A rare newsclip from Cass City Chronicle dated November 15th 1946, reveals that Nizam had huge development plans for Hyderabad state. Here is the full text of the news article and an image of the same:
World’s Wealthiest Man Has Big Plans Engineer Tells of Projects Under Way in India.
HYDERABAD, INDIA. — Michigan Mirror Nov,15,1946
Initial steps have been taken for a $125,000,000 industrial development in this princely state, which encompasses 16,000,000 persons under an absolute monarch who, is also the world’s richest man
From this fabulous city of glittering minarets will be directed the construction of a vast project as modern in conception as the Tennessee Valley project in America.
The project will start with an entirely new industrial town costing $5,000,000.
The Godavari river valley development will require five to seven years to complete, says CoL E. W.Slaughter, British engineer, who drafted the plan with experts of the Nizam’s government.
Slaughter estimated that approximately half the $125,000,000 will go toward capital works, including, power plants,, railways and the new industrial city.

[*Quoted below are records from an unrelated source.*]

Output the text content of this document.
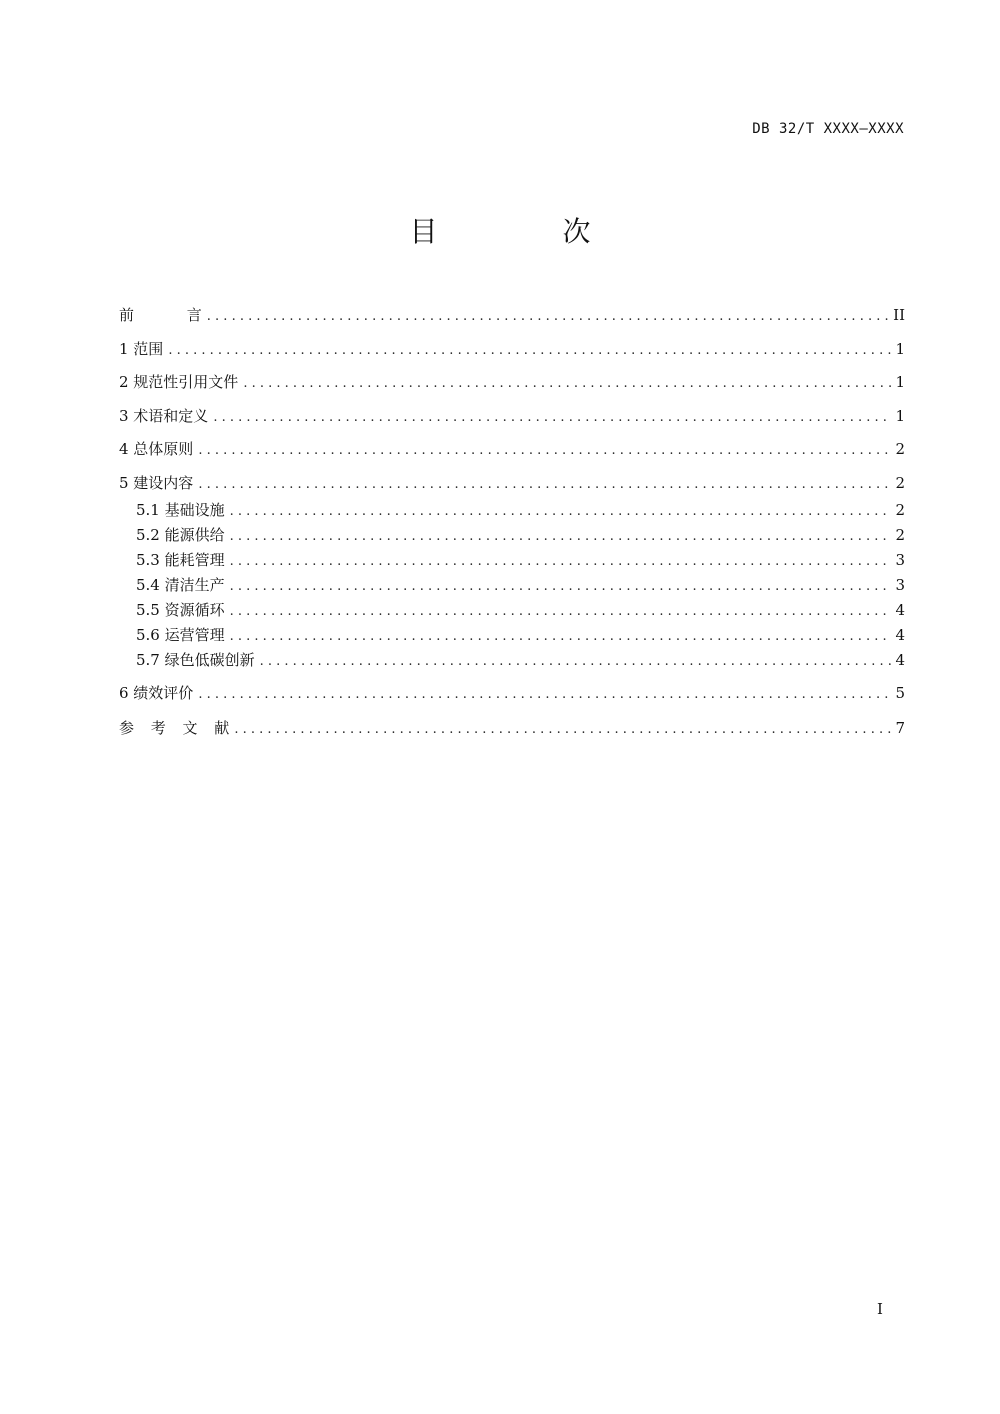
DB 32/T XXXX—XXXX
目 次
前 言 . . .	II
1 范围 . . .	1
2 规范性引用文件 . . .	1
3 术语和定义 . . .	1
4 总体原则 . . .	2
5 建设内容 . . .	2
5.1 基础设施 . . .	2
5.2 能源供给 . . .	2
5.3 能耗管理 . . .	3
5.4 清洁生产 . . .	3
5.5 资源循环 . . .	4
5.6 运营管理 . . .	4
5.7 绿色低碳创新 . . .	4
6 绩效评价 . . .	5
参 考 文 献 . . .	7
I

This expense would be borne by the Nizam’s government.
Of the remainder, the government expects to invest half the amount in industries with private investorsputting up the balance.

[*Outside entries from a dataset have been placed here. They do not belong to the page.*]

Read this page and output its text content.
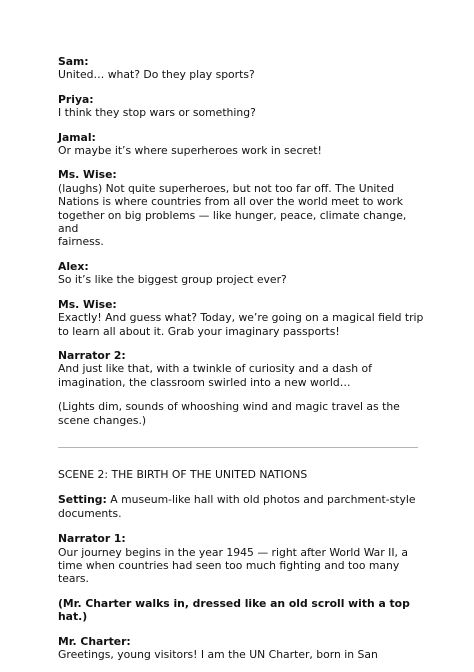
Sam:
United… what? Do they play sports?
Priya:
I think they stop wars or something?
Jamal:
Or maybe it’s where superheroes work in secret!
Ms. Wise:
(laughs) Not quite superheroes, but not too far off. The United
Nations is where countries from all over the world meet to work
together on big problems — like hunger, peace, climate change, and
fairness.
Alex:
So it’s like the biggest group project ever?
Ms. Wise:
Exactly! And guess what? Today, we’re going on a magical field trip
to learn all about it. Grab your imaginary passports!
Narrator 2:
And just like that, with a twinkle of curiosity and a dash of
imagination, the classroom swirled into a new world…
(Lights dim, sounds of whooshing wind and magic travel as the
scene changes.)
SCENE 2: THE BIRTH OF THE UNITED NATIONS
Setting: A museum-like hall with old photos and parchment-style
documents.
Narrator 1:
Our journey begins in the year 1945 — right after World War II, a
time when countries had seen too much fighting and too many
tears.
(Mr. Charter walks in, dressed like an old scroll with a top
hat.)
Mr. Charter:
Greetings, young visitors! I am the UN Charter, born in San
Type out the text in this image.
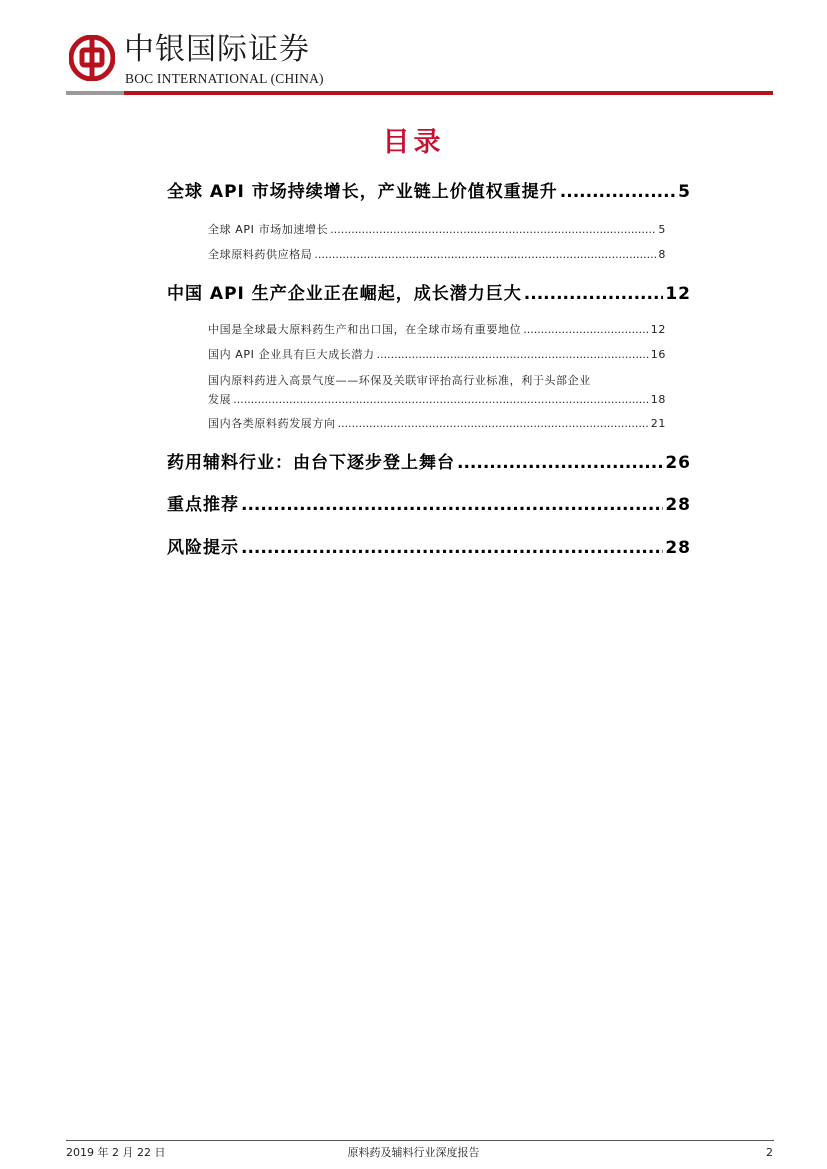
中银国际证券
BOC INTERNATIONAL (CHINA)
目录
全球 API 市场持续增长，产业链上价值权重提升 .....	5
全球 API 市场加速增长 .....	5
全球原料药供应格局 .....	8
中国 API 生产企业正在崛起，成长潜力巨大 .....	12
中国是全球最大原料药生产和出口国，在全球市场有重要地位 .....	12
国内 API 企业具有巨大成长潜力 .....	16
国内原料药进入高景气度——环保及关联审评抬高行业标准，利于头部企业
发展 .....	18
国内各类原料药发展方向 .....	21
药用辅料行业：由台下逐步登上舞台 .....	26
重点推荐 .....	28
风险提示 .....	28
2019 年 2 月 22 日	原料药及辅料行业深度报告	2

Colonel Slaughter estimated that at its peak the Godavari development will employ another half million persons in industry, and bring under more intensive cultivation nearly 2,000,000 acres of land.

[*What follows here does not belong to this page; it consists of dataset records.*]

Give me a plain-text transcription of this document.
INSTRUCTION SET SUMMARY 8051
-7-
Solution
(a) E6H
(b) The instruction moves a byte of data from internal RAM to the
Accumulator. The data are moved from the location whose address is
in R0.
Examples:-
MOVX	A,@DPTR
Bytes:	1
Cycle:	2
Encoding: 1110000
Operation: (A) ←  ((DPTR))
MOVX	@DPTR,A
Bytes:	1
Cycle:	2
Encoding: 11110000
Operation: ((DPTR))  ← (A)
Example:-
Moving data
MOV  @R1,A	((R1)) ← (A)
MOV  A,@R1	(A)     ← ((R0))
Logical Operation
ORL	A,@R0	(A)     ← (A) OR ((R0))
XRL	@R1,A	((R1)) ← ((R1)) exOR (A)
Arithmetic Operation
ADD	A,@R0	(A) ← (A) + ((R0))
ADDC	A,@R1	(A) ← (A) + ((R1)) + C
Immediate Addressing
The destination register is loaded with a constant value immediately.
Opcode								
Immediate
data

A 40,000-kilowatt thermal power plant to supply electricity in the model city area is expected to arrive shortly.
The first of the three dams planned for the Godavari should provide 150,000 kilowatts, Slaughter said. Two other dams will be chiefly for irrigating a 2,000,000-acre area.
New steelworks are expected to produce 500,000 tons of high grade steel annually at the end of seven years. Smelting will be done electrically.
The plan also calls for 650 miles of new railway, a paper pulp mill, textile mills for cotton and rayon, and factories for heavy engineering equipment, plastics, furniture—and eventually electric gadgets.